Cyclo (L-Pro-L-Tyr) has been reported as a bioactive compound from terrestrial and marine organisms including sea urchin-derived Bacillus spp. [31], Streptomyces spp. TN256 strain [32], and sponge associated Pseudomonas aeruginosa [33]. It has been reported to inhibit the growth of Saccharomyces cerevisiae by inhibiting family 18 chitinases [34]. A MIC of 32 μg/ml was reported against Staphylococcus aureus [35], but we observed a somewhat greater potency against similar bacteria with MIC values of 16 μg/ml. The isolation of compound 2 was previously reported from Cladosporium phlei, a pathogenic fungus of Phleum pratense [36] and from Bacillus pumilus, a marine bacterium [37]. It exhibited antifungal activity against Aspergillus fumigatus and Penicillium roqueforti [38] and antibacterial activity against B. subtilis, S. aureus, E. coli and P. aeruginosa [35]. So far, the antimicrobial activity of compounds 1 and 2 was reported only on few microorganisms. We are providing here the first report of their antimicrobial activity against medicinally and agriculturally important bacteria. Compound 1 is a good potential inhibitor against Xanthomonas malvacearum (causes angular leaf spot of cotton) (4 μg/ml), Candida albicans (causes oral thrush and vaginal infection) (16 μg/ml) and Fusarium solani (responsible for root rot in beans), Fusarium (crown and foot rot of squash and pumpkin, black rot of potato) (16 μg/ml). In our hands, 2 effectively inhibited growth of Xanthomonas campestris (causes bacterial leaf spot on peppers and tomatoes) (8 μg/ml), Epidermophyton floccosum (causes tinea dermatophytoses), Fusarium solani and Fusarium oxysporum (responsible for fusarium wilt, fungal keratitis and onychomycosis) with an MIC of 32 μg/ml.
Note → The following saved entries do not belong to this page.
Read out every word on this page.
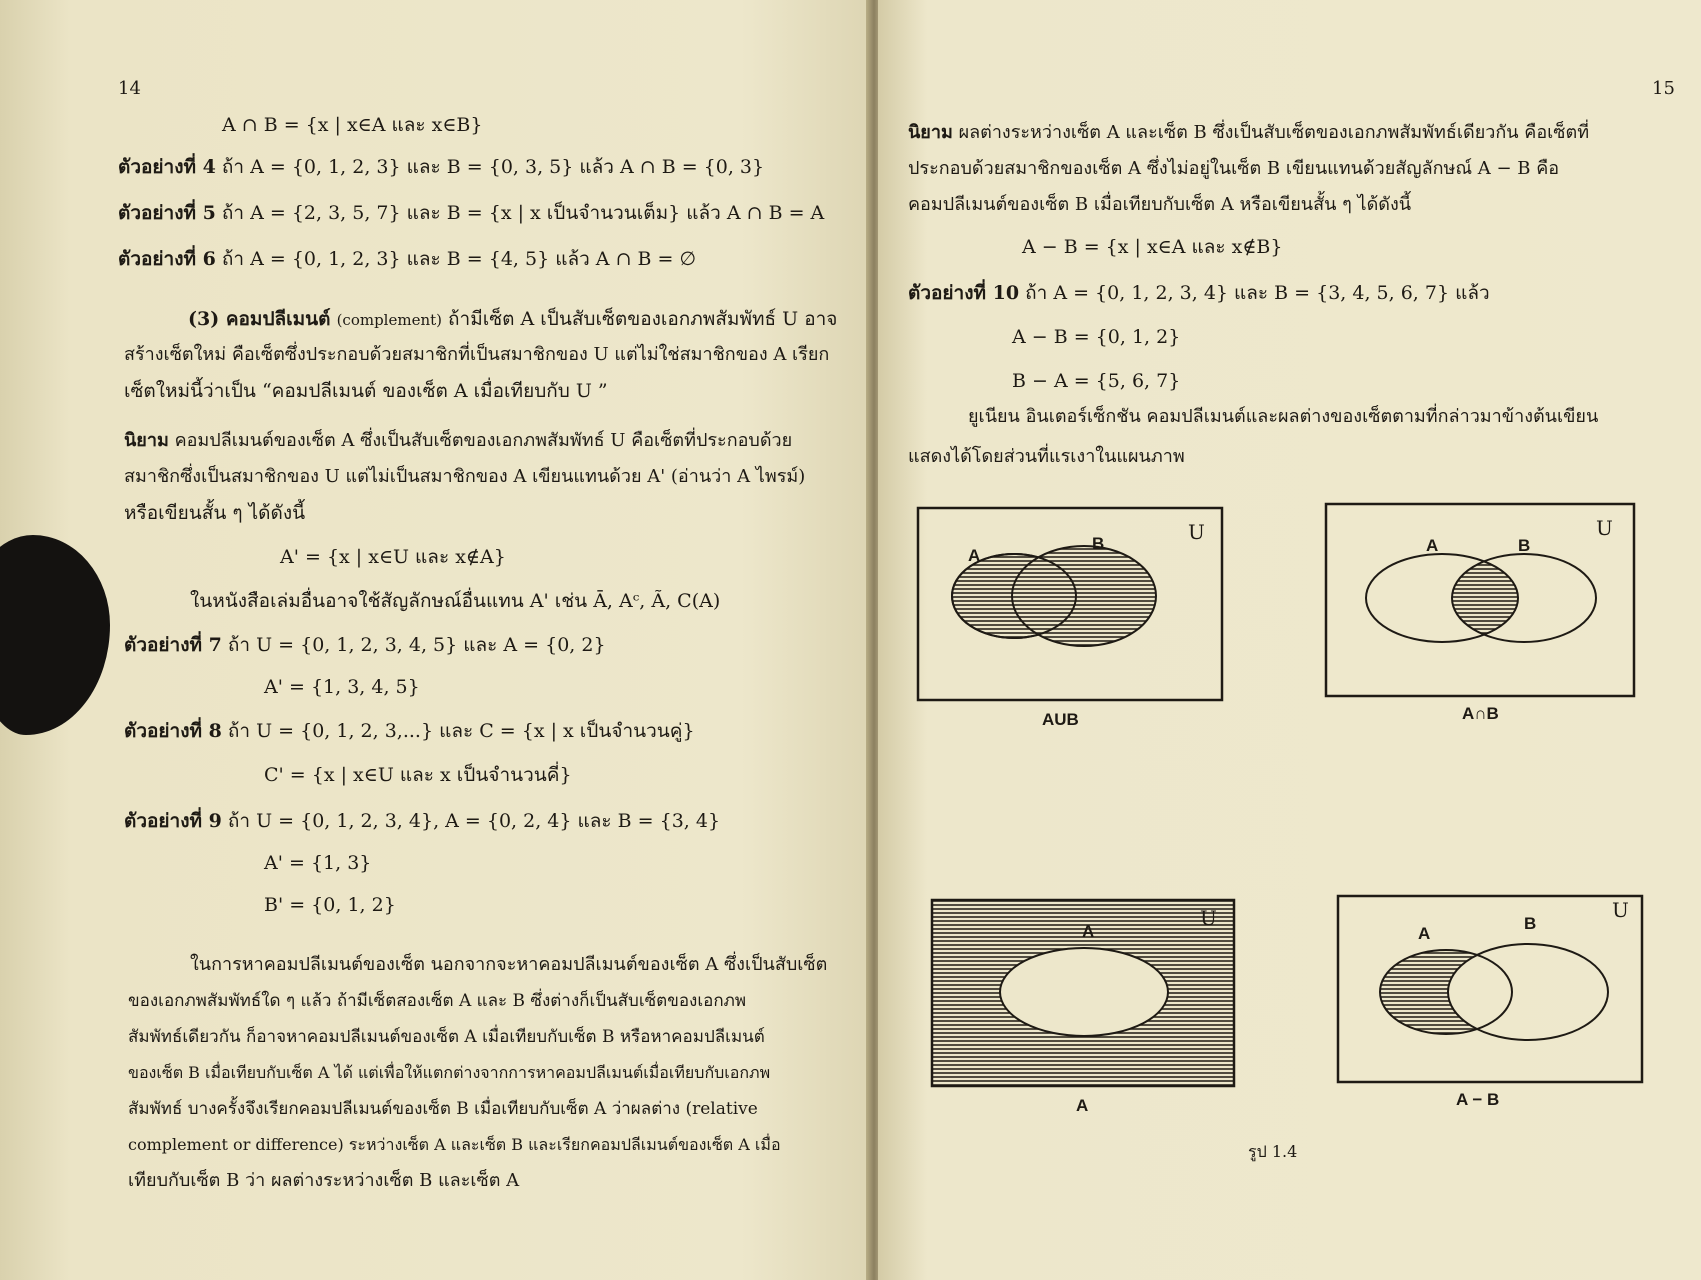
14
A ∩ B = {x | x∈A และ x∈B}
ตัวอย่างที่ 4 ถ้า A = {0, 1, 2, 3} และ B = {0, 3, 5} แล้ว A ∩ B = {0, 3}
ตัวอย่างที่ 5 ถ้า A = {2, 3, 5, 7} และ B = {x | x เป็นจำนวนเต็ม} แล้ว A ∩ B = A
ตัวอย่างที่ 6 ถ้า A = {0, 1, 2, 3} และ B = {4, 5} แล้ว A ∩ B = ∅
(3) คอมปลีเมนต์ (complement) ถ้ามีเซ็ต A เป็นสับเซ็ตของเอกภพสัมพัทธ์ U อาจ
สร้างเซ็ตใหม่ คือเซ็ตซึ่งประกอบด้วยสมาชิกที่เป็นสมาชิกของ U แต่ไม่ใช่สมาชิกของ A เรียก
เซ็ตใหม่นี้ว่าเป็น “คอมปลีเมนต์ ของเซ็ต A เมื่อเทียบกับ U ”
นิยาม คอมปลีเมนต์ของเซ็ต A ซึ่งเป็นสับเซ็ตของเอกภพสัมพัทธ์ U คือเซ็ตที่ประกอบด้วย
สมาชิกซึ่งเป็นสมาชิกของ U แต่ไม่เป็นสมาชิกของ A เขียนแทนด้วย A' (อ่านว่า A ไพรม์)
หรือเขียนสั้น ๆ ได้ดังนี้
A' = {x | x∈U และ x∉A}
ในหนังสือเล่มอื่นอาจใช้สัญลักษณ์อื่นแทน A' เช่น Ā, Aᶜ, Ã, C(A)
ตัวอย่างที่ 7 ถ้า U = {0, 1, 2, 3, 4, 5} และ A = {0, 2}
A' = {1, 3, 4, 5}
ตัวอย่างที่ 8 ถ้า U = {0, 1, 2, 3,...} และ C = {x | x เป็นจำนวนคู่}
C' = {x | x∈U และ x เป็นจำนวนคี่}
ตัวอย่างที่ 9 ถ้า U = {0, 1, 2, 3, 4}, A = {0, 2, 4} และ B = {3, 4}
A' = {1, 3}
B' = {0, 1, 2}
ในการหาคอมปลีเมนต์ของเซ็ต นอกจากจะหาคอมปลีเมนต์ของเซ็ต A ซึ่งเป็นสับเซ็ต
ของเอกภพสัมพัทธ์ใด ๆ แล้ว ถ้ามีเซ็ตสองเซ็ต A และ B ซึ่งต่างก็เป็นสับเซ็ตของเอกภพ
สัมพัทธ์เดียวกัน ก็อาจหาคอมปลีเมนต์ของเซ็ต A เมื่อเทียบกับเซ็ต B หรือหาคอมปลีเมนต์
ของเซ็ต B เมื่อเทียบกับเซ็ต A ได้ แต่เพื่อให้แตกต่างจากการหาคอมปลีเมนต์เมื่อเทียบกับเอกภพ
สัมพัทธ์ บางครั้งจึงเรียกคอมปลีเมนต์ของเซ็ต B เมื่อเทียบกับเซ็ต A ว่าผลต่าง (relative
complement or difference) ระหว่างเซ็ต A และเซ็ต B และเรียกคอมปลีเมนต์ของเซ็ต A เมื่อ
เทียบกับเซ็ต B ว่า ผลต่างระหว่างเซ็ต B และเซ็ต A
15
นิยาม ผลต่างระหว่างเซ็ต A และเซ็ต B ซึ่งเป็นสับเซ็ตของเอกภพสัมพัทธ์เดียวกัน คือเซ็ตที่
ประกอบด้วยสมาชิกของเซ็ต A ซึ่งไม่อยู่ในเซ็ต B เขียนแทนด้วยสัญลักษณ์ A − B คือ
คอมปลีเมนต์ของเซ็ต B เมื่อเทียบกับเซ็ต A หรือเขียนสั้น ๆ ได้ดังนี้
A − B = {x | x∈A และ x∉B}
ตัวอย่างที่ 10 ถ้า A = {0, 1, 2, 3, 4} และ B = {3, 4, 5, 6, 7} แล้ว
A − B = {0, 1, 2}
B − A = {5, 6, 7}
ยูเนียน อินเตอร์เซ็กชัน คอมปลีเมนต์และผลต่างของเซ็ตตามที่กล่าวมาข้างต้นเขียน
แสดงได้โดยส่วนที่แรเงาในแผนภาพ
A
B	U
AUB
A	B
U
A∩B
A
U
A
A
B
U
A − B
รูป 1.4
Cyclo (L-Pro-L-Tyr) and Cyclo (L-Pro-L-Phe) were known compounds [39] and the spectral data of the both compounds is quite agreement with the described literature. These two compounds are previously reported for anti-cancer activity against HeLa and MCF-7 cell lines [40]. In our study we observed dependable potency against similar cell lines. Compounds 1 and 2 displayed IC50 values of <100 μM (71.3%; 69.1%) against HeLa, whereas 1 exhibited IC50 value of <100 μM (55%) and 2 recorded IC50 value of <1000 μM (54%) against MCF-7 cell lines. In addition, cytotoxic activity of 1 and 2 against MDA-MB-231 and OAW-42 cell lines is reported here for the first time. Both compounds showed good inhibitory potentiality against all tested cell lines, with remarkable display of activity against MDA-MB-231 (<10 μM) by compound 1. The results of the present study show that the compounds exhibit potent cytotoxic activities at impressively low concentrations.

This is the first report of the isolation and characterization of Cyclo (L-Pro-L-Tyr) (1) and Cyclo (L-Pro-L-Phe) (2) from the genus Pseudonocardia.